First, a disclaimer: I’ve never done regular breast self-exams. I tried it once, twice at most, in the late ’80s or early ’90s. I brought home a little how-to tag and hung it on my bathroom door for about three weeks before I threw it away. I figured I’m more likely to notice something in the shower. (And now that I’m on the cancer watch list for my remaining breast, I get four exams a year, courtesy of twice-yearly visits with my oncologist and family doctor. So I’m good in the exam department.)
The problem with breast self-exams is that by the time you can feel something, breast cancer has gotten a pretty big head start. And if you’re young, it’s even bigger. The American Cancer Society says breast self-exams don’t work as well for young women, since their breast cancer is likely to be dense and more able to hide tumors. They discuss the pros and cons of BSEs in their guidelines for early detection.
Some groups, such as the Feel Your Boobies Foundation, which is geared to young women (and some would argue, young men), advocate BSEs. I’m not sure I can fault them for that, for the simple reason that young women seem to have no screening alternatives. You can get a genetic test for BRCA and/or a mammogram if you have a family history. But, as the American Cancer Society says, only 5 to 10 percent of breast cancer cases are hereditary.
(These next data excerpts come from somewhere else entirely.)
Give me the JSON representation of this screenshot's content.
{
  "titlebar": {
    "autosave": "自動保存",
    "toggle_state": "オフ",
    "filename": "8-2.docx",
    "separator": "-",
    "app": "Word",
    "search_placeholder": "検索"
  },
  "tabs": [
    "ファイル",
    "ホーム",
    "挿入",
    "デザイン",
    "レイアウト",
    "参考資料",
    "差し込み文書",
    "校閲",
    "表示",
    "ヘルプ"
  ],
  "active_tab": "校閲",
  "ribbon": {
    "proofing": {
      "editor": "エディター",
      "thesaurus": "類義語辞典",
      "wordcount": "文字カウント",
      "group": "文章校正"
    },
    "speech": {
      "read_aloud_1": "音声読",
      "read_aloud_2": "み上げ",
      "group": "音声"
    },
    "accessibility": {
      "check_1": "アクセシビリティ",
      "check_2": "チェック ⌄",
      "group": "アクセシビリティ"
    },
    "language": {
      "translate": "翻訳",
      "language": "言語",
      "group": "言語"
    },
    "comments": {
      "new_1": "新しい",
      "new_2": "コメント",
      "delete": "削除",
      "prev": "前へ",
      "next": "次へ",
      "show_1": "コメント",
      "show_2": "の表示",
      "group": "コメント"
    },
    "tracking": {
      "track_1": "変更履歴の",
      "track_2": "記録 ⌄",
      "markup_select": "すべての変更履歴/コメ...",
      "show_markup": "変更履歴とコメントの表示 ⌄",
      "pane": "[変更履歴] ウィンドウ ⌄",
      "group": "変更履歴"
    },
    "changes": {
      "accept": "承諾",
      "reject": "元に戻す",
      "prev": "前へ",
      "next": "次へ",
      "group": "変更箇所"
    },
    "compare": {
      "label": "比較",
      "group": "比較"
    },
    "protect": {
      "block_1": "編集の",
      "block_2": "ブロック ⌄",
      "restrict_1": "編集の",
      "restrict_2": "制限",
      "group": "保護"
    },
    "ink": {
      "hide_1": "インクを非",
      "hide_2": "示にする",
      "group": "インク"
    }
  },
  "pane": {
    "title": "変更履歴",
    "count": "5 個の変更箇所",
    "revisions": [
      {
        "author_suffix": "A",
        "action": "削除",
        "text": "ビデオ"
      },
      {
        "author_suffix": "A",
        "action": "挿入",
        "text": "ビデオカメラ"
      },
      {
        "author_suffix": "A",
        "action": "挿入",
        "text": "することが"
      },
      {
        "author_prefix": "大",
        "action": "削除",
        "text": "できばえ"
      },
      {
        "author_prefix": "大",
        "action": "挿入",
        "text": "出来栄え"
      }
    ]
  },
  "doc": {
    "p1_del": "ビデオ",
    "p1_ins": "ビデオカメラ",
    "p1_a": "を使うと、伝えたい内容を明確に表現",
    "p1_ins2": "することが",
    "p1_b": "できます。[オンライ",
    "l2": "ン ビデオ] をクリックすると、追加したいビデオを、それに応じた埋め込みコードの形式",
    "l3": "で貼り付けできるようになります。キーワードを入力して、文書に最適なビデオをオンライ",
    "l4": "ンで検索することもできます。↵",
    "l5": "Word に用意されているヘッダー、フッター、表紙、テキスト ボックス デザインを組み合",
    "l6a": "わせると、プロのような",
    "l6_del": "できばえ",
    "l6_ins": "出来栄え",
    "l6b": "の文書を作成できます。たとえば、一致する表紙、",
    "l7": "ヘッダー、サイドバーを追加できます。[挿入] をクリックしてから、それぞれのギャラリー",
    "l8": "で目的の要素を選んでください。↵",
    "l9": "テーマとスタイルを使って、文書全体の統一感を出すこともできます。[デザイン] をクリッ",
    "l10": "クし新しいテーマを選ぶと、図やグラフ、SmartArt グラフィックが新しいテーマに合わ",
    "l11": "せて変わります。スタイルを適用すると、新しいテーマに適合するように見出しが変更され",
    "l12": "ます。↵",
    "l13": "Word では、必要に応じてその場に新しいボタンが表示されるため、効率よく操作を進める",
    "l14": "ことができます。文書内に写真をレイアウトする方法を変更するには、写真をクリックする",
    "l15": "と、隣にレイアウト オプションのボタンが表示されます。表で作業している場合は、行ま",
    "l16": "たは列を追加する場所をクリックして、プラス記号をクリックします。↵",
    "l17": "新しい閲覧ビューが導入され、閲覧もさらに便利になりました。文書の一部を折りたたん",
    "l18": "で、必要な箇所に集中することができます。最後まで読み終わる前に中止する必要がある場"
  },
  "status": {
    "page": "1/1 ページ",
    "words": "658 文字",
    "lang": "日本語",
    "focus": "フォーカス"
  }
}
So where does this leave young women? They’re too young for mammograms. Another screening tool coming into wider play is the MRI, but they’re recommended only for women at high risk and therefore not indicated for young women without a family history. And they’re pricey, to boot. Mine cost $4,000.
The only option young women seem to be left with is finding a lump and treating cancer that has progressed far enough to produce one. By that time, you’re talking heavy artillery like chemo.
I know this is what health experts call anecdotal, meaning it’s based on my own observations and not scientifically sound data, but I’ve never met a woman in her 30s who was diagnosed with stage 0 breast cancer. The only ones I’ve ever met are stage III or IV. It seems to be the women my age (55) and older who are stage 0 and stage 1. And we’re the ones getting mammograms and MRIs.
I think every woman should know what’s normal for her breasts, just as she should know her entire body, and report any changes to her doctor. But BSEs seem a bit too little, too late as a screening tool. I wish I had an answer, but all I have are questions. All I know is there seems to be nothing out there for young women. Please, someone tell me I’m wrong.